Alberta women's shelter visits climb 10 per cent

An expected big spike in clients at Alberta women's shelters due to the sluggish economy hasn't yet occurred, says the Alberta Council of Women's Shelters.

But shelters aren't seeing as big a hike in visits as expected due to economic downturn

The Alberta Council of Women's Shelters released its annual report Thursday that says, despite the economic downturn, the province hasn't seen as big a spike in shelter visits as anticipated. (Andy Clark/Reuters)

An expected big spike in clients at Alberta women's shelters due to the sluggish economy hasn't yet occurred, says the Alberta Council of Women's Shelters.

The council, which released its annual provincial shelter data on Thursday, says Alberta shelters admitted about 11,000 women in 2015, about 1,000 more than in 2014, for a 10-per-cent increase.

But a bigger increase in visits could still be on the horizon.

"We think there's a bit of lag in terms of the downturn in the economy and the effects of domestic violence," said Jan Reimer, director of the council.

The annual report says domestic violence rates and shelter visits sometimes rise when the economy slows down.

Higher vacancy rates make for short stays

In Calgary and Edmonton, women tend to spend about 20 days at a time on average in shelters, and that hasn't changed over the last three years.

However, in rural communities women are spending fewer days on average at them.
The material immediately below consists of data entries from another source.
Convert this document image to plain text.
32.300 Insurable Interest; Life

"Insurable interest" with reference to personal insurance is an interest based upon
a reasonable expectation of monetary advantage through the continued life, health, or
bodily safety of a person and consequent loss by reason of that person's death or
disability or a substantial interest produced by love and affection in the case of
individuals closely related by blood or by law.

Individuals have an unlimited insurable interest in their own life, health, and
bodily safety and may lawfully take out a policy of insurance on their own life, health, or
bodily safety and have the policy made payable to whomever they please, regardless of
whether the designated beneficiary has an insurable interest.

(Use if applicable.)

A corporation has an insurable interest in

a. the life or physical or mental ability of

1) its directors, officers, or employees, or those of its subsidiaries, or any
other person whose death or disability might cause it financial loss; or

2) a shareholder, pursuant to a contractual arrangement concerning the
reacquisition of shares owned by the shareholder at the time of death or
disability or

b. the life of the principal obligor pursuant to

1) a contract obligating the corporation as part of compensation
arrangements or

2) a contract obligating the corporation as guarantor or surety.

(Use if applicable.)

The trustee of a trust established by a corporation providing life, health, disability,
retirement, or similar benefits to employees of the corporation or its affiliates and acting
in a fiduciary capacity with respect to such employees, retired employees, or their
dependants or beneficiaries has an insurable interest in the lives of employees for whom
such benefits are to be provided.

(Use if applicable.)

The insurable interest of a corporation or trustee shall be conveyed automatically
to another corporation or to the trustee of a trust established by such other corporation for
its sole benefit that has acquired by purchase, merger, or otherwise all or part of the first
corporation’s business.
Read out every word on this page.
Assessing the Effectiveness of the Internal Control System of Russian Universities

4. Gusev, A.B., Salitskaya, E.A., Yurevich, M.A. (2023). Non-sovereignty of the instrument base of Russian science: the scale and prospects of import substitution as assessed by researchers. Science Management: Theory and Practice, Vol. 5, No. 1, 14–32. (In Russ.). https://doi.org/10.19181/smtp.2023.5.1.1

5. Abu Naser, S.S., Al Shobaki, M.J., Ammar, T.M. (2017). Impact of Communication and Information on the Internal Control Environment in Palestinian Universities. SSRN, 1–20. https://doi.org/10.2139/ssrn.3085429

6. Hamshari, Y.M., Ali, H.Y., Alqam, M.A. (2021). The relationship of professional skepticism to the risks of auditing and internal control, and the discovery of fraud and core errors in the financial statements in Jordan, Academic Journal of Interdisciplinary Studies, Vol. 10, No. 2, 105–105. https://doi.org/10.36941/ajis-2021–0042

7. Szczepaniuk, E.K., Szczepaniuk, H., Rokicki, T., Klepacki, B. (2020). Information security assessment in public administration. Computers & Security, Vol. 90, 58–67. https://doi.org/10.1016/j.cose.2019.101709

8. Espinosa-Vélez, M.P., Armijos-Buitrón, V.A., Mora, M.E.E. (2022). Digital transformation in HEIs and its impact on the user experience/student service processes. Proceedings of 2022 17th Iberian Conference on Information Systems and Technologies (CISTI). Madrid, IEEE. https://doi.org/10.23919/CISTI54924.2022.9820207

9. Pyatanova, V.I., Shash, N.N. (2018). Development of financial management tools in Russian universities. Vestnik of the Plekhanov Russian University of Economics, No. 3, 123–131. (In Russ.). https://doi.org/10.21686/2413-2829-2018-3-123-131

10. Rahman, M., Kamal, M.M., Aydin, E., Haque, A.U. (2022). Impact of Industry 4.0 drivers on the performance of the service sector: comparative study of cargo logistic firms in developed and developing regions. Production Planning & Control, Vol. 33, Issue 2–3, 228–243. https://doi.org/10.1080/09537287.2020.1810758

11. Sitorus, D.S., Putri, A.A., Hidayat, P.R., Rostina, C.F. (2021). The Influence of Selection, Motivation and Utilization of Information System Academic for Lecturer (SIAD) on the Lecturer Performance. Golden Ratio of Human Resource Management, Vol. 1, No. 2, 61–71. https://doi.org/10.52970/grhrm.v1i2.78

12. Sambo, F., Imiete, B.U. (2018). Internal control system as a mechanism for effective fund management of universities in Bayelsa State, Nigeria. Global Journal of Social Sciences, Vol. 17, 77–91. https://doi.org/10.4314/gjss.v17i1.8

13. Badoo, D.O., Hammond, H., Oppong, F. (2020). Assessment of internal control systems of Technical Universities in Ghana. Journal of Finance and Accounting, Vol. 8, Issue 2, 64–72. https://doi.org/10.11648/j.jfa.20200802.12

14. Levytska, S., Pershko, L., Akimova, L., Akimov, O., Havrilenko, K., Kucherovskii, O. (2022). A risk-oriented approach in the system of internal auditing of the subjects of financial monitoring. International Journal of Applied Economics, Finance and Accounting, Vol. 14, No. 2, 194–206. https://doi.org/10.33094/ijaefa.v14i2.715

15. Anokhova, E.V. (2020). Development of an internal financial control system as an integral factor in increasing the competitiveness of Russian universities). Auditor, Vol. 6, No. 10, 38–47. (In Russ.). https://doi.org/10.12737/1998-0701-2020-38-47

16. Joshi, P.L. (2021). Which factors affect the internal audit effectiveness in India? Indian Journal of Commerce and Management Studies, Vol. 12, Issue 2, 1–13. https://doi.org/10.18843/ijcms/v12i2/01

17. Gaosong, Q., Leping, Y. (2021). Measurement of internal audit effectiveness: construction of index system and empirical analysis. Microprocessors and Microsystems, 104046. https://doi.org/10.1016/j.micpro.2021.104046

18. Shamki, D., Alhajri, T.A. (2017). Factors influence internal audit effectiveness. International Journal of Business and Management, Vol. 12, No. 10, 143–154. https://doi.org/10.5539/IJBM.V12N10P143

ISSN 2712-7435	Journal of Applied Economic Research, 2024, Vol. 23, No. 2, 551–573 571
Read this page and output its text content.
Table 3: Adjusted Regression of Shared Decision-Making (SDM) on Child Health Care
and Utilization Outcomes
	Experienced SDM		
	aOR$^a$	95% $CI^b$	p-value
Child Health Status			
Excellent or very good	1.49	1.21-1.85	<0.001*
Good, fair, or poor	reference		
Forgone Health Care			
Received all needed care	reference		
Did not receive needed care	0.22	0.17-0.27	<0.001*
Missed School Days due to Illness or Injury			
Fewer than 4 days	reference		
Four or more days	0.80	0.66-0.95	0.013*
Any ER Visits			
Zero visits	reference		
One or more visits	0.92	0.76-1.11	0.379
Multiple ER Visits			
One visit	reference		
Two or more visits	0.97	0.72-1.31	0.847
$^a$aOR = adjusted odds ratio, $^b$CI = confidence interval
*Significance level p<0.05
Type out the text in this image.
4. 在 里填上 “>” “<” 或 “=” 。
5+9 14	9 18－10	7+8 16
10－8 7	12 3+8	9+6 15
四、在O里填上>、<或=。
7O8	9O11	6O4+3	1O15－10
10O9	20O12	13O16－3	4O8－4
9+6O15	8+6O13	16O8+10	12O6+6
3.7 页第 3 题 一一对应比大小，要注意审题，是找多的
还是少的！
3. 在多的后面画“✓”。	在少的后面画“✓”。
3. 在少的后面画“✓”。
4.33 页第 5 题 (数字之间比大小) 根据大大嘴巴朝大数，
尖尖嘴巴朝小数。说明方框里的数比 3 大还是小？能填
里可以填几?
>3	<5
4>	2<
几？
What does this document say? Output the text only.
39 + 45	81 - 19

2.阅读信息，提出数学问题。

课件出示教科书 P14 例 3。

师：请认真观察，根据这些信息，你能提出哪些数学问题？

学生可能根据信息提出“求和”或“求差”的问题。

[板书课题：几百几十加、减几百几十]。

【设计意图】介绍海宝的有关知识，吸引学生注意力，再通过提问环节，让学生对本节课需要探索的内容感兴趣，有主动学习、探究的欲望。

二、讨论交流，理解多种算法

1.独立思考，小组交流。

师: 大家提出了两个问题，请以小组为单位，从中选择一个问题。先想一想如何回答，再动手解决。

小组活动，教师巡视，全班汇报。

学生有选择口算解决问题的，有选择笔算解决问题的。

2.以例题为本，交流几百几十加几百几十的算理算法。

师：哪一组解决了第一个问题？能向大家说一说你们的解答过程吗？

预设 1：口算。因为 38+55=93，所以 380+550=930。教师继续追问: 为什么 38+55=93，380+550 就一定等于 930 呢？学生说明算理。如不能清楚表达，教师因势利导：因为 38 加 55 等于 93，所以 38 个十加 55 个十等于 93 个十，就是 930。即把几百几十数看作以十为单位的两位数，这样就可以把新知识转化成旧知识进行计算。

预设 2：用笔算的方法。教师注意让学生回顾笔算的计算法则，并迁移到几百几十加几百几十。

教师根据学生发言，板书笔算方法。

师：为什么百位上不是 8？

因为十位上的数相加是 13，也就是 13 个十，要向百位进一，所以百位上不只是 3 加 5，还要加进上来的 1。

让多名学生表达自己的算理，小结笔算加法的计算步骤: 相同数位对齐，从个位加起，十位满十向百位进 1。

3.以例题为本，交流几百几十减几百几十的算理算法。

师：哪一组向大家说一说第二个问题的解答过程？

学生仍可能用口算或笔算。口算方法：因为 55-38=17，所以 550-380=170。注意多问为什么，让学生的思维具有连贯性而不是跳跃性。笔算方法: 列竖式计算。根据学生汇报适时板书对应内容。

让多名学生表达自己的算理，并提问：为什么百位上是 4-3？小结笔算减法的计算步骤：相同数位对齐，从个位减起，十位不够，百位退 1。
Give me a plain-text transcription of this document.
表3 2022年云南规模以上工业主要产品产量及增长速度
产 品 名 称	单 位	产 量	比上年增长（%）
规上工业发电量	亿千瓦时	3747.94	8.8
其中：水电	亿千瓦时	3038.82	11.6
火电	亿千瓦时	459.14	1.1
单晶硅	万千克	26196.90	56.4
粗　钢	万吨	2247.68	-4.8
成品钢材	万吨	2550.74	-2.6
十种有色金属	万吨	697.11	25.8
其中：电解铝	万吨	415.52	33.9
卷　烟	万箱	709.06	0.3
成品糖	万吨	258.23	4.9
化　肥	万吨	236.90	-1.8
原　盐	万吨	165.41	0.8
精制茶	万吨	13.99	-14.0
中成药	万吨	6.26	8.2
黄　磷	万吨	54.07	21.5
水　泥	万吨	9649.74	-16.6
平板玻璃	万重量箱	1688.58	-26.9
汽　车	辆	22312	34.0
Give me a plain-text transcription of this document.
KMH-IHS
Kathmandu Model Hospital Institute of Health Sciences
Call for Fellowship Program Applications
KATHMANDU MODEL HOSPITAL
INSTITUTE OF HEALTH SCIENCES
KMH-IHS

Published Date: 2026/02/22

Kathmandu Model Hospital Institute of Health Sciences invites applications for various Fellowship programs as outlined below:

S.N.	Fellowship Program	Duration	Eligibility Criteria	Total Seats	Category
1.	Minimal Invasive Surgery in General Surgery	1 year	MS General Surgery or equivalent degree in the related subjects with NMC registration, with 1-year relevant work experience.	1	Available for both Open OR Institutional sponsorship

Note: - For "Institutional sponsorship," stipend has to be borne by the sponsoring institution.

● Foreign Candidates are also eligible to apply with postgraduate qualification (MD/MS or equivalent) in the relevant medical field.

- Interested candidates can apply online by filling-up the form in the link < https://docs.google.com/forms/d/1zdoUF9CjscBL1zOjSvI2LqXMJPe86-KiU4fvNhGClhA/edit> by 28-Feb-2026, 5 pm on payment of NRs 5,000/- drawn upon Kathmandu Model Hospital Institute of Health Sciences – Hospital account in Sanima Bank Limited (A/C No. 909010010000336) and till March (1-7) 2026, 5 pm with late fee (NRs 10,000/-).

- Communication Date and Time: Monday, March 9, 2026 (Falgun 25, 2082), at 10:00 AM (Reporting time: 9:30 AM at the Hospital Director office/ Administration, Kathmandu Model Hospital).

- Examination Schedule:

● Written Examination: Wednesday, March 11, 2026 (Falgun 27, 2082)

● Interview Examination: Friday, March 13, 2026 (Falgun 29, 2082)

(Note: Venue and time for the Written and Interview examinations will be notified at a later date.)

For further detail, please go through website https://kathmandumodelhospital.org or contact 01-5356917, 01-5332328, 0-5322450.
In smaller towns, the average stay has declined from almost 15 days to about 10 days.

Jan Reimer, director of the Alberta Council of Women’s Shelter, reads the 2015 annual provincial shelter data released Thursday. (David Thurton/ CBC News)

The Alberta Council of Women's Shelters said that's because smaller communities have higher rental vacancy rates now.

"Many resource workers and companies were taking up housing. It was really hard for women to find any housing they can afford," Reimer said. "So with the downturn, women were able to access housing in a way they haven't been able to previously because more vacancies are on the market."

Lack of funding for shelters on reserves

The report notes Alberta's five women's shelters located on First Nation reserves haven't seen an increase in funding since 2007, unlike their provincial counterparts.

"When we look at all the issues of missing and murdered aboriginal women, shelters play a fundamental role in helping keep women safe on reserve communities," Reimer said. "And to have them starved on a continual basis like they have been is a real travesty and does need to end."

The Alberta Council of Women's Shelters has been urging the newly elected federal government to increase funding for shelters.